2025-2026 Catalog

COMP 295 Topics in Computer Science

Automation: Politics and Aesthetics

In the course “Automation: Politics and Aesthetics” students will examine “automation” in capacious historical, geographical, and conceptual senses. In dominant United States-based discussions of these today automation is described as something that is produced by Silicon Valley, or happens to “American” workers, or takes place in direct interfaces between a “user” and a “computer.” The course will instead meet Occidental’s Global Connectionsrequirement that students “develop a global, transnational and/or comparative understanding” by asking them to reconsider both the geographies of automation as well as the artists and theorists who have put automation at the center of their work. One of the course’s guides for this will be Kate Crawford who in the book Atlas of AI and the art work Anatomy of AI (with Vladan Joler) shows how immediate AI interfaces actually mobilize global infrastructures. We will also look at work by, for example, Louis Chude-Sokei about how 19th popular culture compared early automatons and enslaved African Diasporic peoples, as well as how contemporary artists like the Raqs Media Collective, or filmmakers Saul Williams and Anisia Uzeyman and their movie Neptune Frost, look at how automation involves contemporary factory workers in South Asia as well as coltan miners and computer programers in East Africa. Alongside this, the course will look at how automation has been the focus of work by U.S.-based artists and theorists of the 1960s and today like Robert Morris and Anika Yi, and Shulamith Firestone, Neda Atanasoski, and Kalindi Vora, andin doing so ask students to make connections between the local and the global and the present and the past, and to consider how “automation” is always connected to questions of social difference and economics.

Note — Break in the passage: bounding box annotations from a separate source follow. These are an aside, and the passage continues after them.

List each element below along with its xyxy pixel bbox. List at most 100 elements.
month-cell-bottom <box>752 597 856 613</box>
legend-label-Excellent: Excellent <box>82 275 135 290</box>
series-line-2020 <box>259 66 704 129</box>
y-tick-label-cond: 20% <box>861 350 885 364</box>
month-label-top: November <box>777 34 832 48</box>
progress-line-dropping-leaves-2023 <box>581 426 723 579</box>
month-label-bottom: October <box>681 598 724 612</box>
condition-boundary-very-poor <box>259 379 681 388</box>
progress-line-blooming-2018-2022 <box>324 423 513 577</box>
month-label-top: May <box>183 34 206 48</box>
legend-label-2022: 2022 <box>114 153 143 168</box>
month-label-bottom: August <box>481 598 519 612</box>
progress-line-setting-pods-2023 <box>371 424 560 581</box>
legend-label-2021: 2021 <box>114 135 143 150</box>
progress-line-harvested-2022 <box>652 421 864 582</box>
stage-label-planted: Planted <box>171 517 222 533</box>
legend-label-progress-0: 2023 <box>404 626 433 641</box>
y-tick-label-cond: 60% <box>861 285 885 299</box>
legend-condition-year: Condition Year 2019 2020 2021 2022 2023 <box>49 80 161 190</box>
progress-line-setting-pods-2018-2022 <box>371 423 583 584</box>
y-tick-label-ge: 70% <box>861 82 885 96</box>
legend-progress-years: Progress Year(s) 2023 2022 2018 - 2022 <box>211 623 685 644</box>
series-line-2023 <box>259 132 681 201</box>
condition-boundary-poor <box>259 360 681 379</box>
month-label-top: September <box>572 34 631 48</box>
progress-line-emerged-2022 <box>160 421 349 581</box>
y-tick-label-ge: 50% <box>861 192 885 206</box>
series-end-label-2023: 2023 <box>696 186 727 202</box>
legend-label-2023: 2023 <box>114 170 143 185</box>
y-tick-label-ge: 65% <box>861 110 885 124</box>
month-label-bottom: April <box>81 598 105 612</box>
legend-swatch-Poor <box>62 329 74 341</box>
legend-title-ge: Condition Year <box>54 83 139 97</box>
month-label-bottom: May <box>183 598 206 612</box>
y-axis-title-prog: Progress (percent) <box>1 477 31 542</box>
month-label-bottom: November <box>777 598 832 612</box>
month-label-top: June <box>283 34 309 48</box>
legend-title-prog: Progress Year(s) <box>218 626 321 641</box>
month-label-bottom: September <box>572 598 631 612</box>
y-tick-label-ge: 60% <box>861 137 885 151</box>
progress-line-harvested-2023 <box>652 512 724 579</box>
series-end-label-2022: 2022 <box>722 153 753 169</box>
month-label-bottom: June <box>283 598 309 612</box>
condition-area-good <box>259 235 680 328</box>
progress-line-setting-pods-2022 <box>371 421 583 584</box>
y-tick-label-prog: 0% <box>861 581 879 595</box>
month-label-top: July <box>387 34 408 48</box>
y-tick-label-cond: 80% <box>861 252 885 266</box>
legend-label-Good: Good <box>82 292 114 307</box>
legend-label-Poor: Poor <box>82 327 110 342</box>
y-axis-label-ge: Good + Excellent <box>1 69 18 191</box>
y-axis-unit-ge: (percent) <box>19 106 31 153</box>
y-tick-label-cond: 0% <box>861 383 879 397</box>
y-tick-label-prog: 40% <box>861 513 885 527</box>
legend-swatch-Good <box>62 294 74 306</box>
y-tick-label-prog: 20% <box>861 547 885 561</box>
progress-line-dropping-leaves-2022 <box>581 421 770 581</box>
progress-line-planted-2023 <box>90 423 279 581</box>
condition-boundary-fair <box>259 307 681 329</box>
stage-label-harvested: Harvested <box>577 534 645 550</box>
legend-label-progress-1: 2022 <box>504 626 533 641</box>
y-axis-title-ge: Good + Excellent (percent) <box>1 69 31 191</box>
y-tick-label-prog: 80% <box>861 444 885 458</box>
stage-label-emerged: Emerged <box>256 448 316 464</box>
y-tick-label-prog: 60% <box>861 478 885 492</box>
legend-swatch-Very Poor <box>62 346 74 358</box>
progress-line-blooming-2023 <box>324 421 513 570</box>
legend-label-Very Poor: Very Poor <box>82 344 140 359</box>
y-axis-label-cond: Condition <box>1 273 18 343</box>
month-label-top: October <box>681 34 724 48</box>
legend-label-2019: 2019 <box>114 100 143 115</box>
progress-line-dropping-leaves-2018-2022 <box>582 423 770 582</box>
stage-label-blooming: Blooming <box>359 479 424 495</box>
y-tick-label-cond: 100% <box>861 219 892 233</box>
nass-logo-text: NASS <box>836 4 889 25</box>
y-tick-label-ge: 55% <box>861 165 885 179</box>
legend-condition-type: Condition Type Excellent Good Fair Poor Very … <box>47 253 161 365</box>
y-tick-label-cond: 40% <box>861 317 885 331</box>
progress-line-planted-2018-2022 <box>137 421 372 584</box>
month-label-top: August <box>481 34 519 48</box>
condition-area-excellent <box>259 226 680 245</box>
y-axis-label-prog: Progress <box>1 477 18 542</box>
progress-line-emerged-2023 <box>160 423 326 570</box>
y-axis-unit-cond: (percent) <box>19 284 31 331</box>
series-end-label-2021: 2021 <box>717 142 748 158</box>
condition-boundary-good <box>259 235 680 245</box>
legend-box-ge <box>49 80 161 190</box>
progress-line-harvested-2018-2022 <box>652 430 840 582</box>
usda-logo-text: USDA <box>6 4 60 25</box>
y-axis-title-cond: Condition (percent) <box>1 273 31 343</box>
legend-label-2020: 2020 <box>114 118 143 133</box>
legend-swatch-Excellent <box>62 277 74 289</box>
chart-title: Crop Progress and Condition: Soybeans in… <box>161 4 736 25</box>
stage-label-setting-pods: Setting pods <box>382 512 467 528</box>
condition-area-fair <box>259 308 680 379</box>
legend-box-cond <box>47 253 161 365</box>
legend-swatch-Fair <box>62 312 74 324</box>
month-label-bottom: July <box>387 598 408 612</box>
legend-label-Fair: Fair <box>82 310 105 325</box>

Additional Core Requirement met: Global Connections.  Same as ARTH 295 with the same subtitle.

 

Computing in Real Life Internship

Students will work with LA-based non-profits such as STEAM:CODERS, a Pasadena-based organization that teaches local middle and high school students to program, or the Association for Women in Mathematics, a national organization that promotes women in computation. Students will complete weekly reflection papers and a final presentation describing what they have learned about computation IRL.  Open only to students enrolled in the Computing IRL semester.